L’ultimo lancio, Starlink L6, è del 22 aprile 2020 ed anche dall’Italia è stato possibile osservare ad occhio nudo il passaggio di 60 puntini luminosi e veloci nel cielo, denominati “stringhe di perle” (questo perché i satelliti erano ancora in viaggio verso l’orbita di esercizio e quindi molto vicini).
Il prossimo è fissato proprio per oggi, 19 maggio alle ore 3:10 a.m. EDT. (link per conoscere i prossimi passaggi dei satelliti: https://james.darpinian.com/satellites/) SpaceX ha lanciato in orbita ben sette lotti (quello di oggi sarà quindi l’ottavo) di 60 satelliti, per un totale di 420: Starlink è attualmente la più grande flotta mondiale di satelliti commerciali mai esistita.

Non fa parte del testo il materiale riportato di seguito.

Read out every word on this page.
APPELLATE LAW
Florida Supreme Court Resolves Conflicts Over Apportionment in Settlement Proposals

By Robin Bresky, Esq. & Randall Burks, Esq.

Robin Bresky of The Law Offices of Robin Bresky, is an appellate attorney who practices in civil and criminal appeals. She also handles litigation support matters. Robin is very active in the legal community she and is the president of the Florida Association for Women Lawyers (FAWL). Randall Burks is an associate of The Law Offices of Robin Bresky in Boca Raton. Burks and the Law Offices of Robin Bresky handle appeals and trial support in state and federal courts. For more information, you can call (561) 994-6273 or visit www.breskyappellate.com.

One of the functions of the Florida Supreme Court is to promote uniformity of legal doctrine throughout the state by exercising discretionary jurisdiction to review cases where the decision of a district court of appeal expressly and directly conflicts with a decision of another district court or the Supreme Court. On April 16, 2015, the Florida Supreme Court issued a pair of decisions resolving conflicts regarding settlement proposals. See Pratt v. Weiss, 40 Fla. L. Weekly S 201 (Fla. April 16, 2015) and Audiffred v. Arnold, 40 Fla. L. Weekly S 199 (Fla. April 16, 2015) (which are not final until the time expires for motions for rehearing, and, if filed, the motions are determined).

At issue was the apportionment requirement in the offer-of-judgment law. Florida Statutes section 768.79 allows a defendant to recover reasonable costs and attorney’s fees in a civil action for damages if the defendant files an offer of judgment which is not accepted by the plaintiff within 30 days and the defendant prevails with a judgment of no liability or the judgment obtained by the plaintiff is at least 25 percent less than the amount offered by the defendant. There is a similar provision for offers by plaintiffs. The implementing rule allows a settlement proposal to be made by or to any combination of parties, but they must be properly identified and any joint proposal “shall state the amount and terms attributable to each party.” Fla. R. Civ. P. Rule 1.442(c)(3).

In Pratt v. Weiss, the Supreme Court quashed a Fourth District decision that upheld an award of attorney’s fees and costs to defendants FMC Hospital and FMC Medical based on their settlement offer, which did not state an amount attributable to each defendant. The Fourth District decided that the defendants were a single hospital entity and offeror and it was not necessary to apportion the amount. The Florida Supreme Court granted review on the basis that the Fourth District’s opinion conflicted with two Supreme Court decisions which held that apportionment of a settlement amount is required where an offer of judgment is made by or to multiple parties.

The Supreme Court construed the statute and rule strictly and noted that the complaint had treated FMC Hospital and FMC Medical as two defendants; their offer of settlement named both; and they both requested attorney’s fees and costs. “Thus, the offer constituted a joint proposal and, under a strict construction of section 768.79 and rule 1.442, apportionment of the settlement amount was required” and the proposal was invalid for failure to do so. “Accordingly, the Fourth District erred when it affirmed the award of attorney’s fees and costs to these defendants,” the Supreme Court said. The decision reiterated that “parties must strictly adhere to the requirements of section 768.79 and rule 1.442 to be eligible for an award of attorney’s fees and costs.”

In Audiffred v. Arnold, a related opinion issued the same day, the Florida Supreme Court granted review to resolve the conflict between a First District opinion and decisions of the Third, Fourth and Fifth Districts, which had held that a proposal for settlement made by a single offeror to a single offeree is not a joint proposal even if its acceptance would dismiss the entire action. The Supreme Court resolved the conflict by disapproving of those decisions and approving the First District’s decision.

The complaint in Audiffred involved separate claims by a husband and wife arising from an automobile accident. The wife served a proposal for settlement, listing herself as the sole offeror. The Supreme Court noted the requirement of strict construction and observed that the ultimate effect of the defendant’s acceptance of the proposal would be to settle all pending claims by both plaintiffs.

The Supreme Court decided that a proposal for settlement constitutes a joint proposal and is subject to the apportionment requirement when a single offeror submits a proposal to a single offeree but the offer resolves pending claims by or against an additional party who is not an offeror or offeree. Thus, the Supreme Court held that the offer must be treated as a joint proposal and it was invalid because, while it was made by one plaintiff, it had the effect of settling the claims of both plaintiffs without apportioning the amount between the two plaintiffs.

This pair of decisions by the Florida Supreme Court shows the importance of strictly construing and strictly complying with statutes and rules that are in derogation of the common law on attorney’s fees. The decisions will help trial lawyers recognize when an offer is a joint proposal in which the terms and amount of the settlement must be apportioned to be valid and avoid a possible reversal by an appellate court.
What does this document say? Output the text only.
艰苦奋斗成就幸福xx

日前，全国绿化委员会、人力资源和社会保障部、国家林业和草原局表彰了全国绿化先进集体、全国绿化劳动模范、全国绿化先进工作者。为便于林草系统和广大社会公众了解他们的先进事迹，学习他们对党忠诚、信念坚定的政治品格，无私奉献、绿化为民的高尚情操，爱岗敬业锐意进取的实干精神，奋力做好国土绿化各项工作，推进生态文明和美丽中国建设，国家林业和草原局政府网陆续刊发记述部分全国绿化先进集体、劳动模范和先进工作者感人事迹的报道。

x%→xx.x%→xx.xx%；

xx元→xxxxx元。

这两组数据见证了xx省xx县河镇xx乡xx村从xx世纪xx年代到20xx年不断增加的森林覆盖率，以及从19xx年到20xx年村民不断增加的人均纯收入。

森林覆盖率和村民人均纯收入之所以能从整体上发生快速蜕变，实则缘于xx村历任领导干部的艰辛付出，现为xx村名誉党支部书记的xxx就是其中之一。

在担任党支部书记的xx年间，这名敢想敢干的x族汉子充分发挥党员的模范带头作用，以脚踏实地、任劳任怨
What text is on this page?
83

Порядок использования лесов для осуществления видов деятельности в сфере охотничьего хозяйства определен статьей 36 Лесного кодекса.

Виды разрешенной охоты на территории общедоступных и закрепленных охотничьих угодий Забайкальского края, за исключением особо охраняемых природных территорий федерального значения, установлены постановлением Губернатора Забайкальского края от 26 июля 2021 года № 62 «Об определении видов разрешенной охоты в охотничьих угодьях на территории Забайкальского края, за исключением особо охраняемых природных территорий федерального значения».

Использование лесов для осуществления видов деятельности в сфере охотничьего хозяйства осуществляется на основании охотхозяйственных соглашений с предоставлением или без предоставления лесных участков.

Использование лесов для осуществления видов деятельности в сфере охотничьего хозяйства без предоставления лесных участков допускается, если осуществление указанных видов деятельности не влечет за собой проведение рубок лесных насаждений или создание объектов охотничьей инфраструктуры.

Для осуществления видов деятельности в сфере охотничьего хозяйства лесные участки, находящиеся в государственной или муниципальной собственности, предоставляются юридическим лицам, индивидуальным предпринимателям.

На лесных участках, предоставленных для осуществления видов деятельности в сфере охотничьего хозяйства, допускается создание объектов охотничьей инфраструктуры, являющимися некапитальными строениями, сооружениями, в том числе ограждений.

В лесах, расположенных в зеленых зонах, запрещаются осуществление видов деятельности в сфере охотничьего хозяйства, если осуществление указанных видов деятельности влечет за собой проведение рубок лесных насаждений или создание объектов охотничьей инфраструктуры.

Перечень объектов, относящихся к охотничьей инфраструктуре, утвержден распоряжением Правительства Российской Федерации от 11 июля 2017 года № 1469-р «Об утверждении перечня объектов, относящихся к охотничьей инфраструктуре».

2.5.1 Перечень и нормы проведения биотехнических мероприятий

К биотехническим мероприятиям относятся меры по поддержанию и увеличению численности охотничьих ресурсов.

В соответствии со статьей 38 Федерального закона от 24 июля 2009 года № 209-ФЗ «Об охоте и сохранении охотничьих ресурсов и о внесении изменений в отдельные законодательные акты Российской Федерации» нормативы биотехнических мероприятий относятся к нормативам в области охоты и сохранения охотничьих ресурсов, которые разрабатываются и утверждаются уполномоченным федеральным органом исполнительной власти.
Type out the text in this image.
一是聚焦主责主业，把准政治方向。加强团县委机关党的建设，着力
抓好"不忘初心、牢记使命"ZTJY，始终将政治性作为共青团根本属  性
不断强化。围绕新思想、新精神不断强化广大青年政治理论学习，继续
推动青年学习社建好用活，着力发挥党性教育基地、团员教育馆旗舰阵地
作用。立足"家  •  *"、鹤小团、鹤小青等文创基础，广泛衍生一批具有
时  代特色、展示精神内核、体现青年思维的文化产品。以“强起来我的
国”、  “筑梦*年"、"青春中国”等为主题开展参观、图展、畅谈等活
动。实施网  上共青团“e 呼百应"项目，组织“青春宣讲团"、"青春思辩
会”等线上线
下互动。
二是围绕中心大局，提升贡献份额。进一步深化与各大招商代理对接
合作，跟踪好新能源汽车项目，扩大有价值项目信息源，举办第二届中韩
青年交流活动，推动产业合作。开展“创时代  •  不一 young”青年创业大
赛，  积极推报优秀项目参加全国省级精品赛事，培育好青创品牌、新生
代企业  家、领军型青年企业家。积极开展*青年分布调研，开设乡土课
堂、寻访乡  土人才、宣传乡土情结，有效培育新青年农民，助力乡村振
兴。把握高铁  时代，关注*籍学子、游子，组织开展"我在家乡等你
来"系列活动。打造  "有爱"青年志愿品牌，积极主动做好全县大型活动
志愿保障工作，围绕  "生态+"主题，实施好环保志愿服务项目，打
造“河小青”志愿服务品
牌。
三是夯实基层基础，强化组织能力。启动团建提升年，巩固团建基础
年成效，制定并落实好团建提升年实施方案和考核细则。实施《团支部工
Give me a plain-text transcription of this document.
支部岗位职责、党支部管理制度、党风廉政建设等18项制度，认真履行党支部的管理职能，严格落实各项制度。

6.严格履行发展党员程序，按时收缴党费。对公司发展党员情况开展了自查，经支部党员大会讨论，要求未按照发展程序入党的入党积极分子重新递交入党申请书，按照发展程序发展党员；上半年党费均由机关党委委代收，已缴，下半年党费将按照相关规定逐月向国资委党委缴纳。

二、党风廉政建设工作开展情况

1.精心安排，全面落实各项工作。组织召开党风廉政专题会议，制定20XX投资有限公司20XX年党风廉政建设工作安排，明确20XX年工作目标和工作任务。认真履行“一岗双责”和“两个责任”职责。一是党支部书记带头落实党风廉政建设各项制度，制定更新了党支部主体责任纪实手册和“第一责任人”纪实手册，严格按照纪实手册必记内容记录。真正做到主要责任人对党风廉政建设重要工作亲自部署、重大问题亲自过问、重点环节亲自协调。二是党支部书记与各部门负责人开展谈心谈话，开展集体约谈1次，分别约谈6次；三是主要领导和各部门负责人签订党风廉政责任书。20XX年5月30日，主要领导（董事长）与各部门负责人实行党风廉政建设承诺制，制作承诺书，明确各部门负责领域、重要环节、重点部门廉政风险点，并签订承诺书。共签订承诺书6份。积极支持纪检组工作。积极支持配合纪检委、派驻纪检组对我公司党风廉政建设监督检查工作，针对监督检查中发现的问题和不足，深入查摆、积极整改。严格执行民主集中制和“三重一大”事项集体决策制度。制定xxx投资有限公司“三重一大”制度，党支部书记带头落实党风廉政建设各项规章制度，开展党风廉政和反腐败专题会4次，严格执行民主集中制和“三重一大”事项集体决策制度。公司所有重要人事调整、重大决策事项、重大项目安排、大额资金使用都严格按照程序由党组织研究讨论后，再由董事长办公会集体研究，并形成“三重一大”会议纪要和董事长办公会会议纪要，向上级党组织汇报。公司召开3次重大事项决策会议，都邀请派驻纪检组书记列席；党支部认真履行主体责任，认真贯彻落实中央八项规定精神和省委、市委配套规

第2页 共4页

Starlink non è che una delle costellazioni in programma o già in fase di realizzazione: Iridium, OneWeb, Globalstar, il Project Kuiper di Amazon, Athena di Facebook. Insomma, nell’arco di qualche anno la LEO potrebbe ritrovarsi solcata in continuazione da decine di migliaia di satelliti. Molti astronomi hanno infatti espresso le loro preoccupazioni circa il disturbo creato da queste nei confronti delle osservazioni scientifiche da Terra sia ottiche che radio. L’Unione Astronomica Internazionale abbraccia il principio di un cielo oscuro e radio-silenzioso, essenziale non solo per far progredire la nostra comprensione dell’Universo, ma anche come risorsa per tutta l’umanità e per la protezione della fauna notturna.
SpaceX conferma però che molto si sta facendo affinché la rete di satelliti non costituisca un problema per le osservazioni astronomiche da Terra, dimostrando rispetto ed attenzione.
L’Istituto Nazionale di Astrofisica (INAF) ci informa tuttavia che le recenti simulazioni effettuate con oltre 25 mila satelliti a varie altezze orbitali (così da riflettere quella che dovrebbe essere la situazione nel prossimo futuro) mostrano come tali costellazioni- per quanto pressoché invisibili a occhio nudo una volta raggiunta l’orbita di destinazione- saranno luminose a sufficienza da saturare, al loro passaggio, i rivelatori dei telescopi più moderni: fino al 30 per cento delle immagini con esposizione di 30 secondi effettuate con il Rubin Observatory, per esempio, finirebbero per esserne “sporcate”. Un aspetto da tenere in considerazione è poi la fase immediatamente successiva ai lanci, ovvero quella di inserimento in orbita, durante la quale i satelliti formano, per qualche tempo, vistosissime stringhe di perle.
Starlink è indubbiamente un progetto molto affascinante dal punto di vista spaziale, ma siamo pronti a sacrificare il cielo notturno per realizzarlo?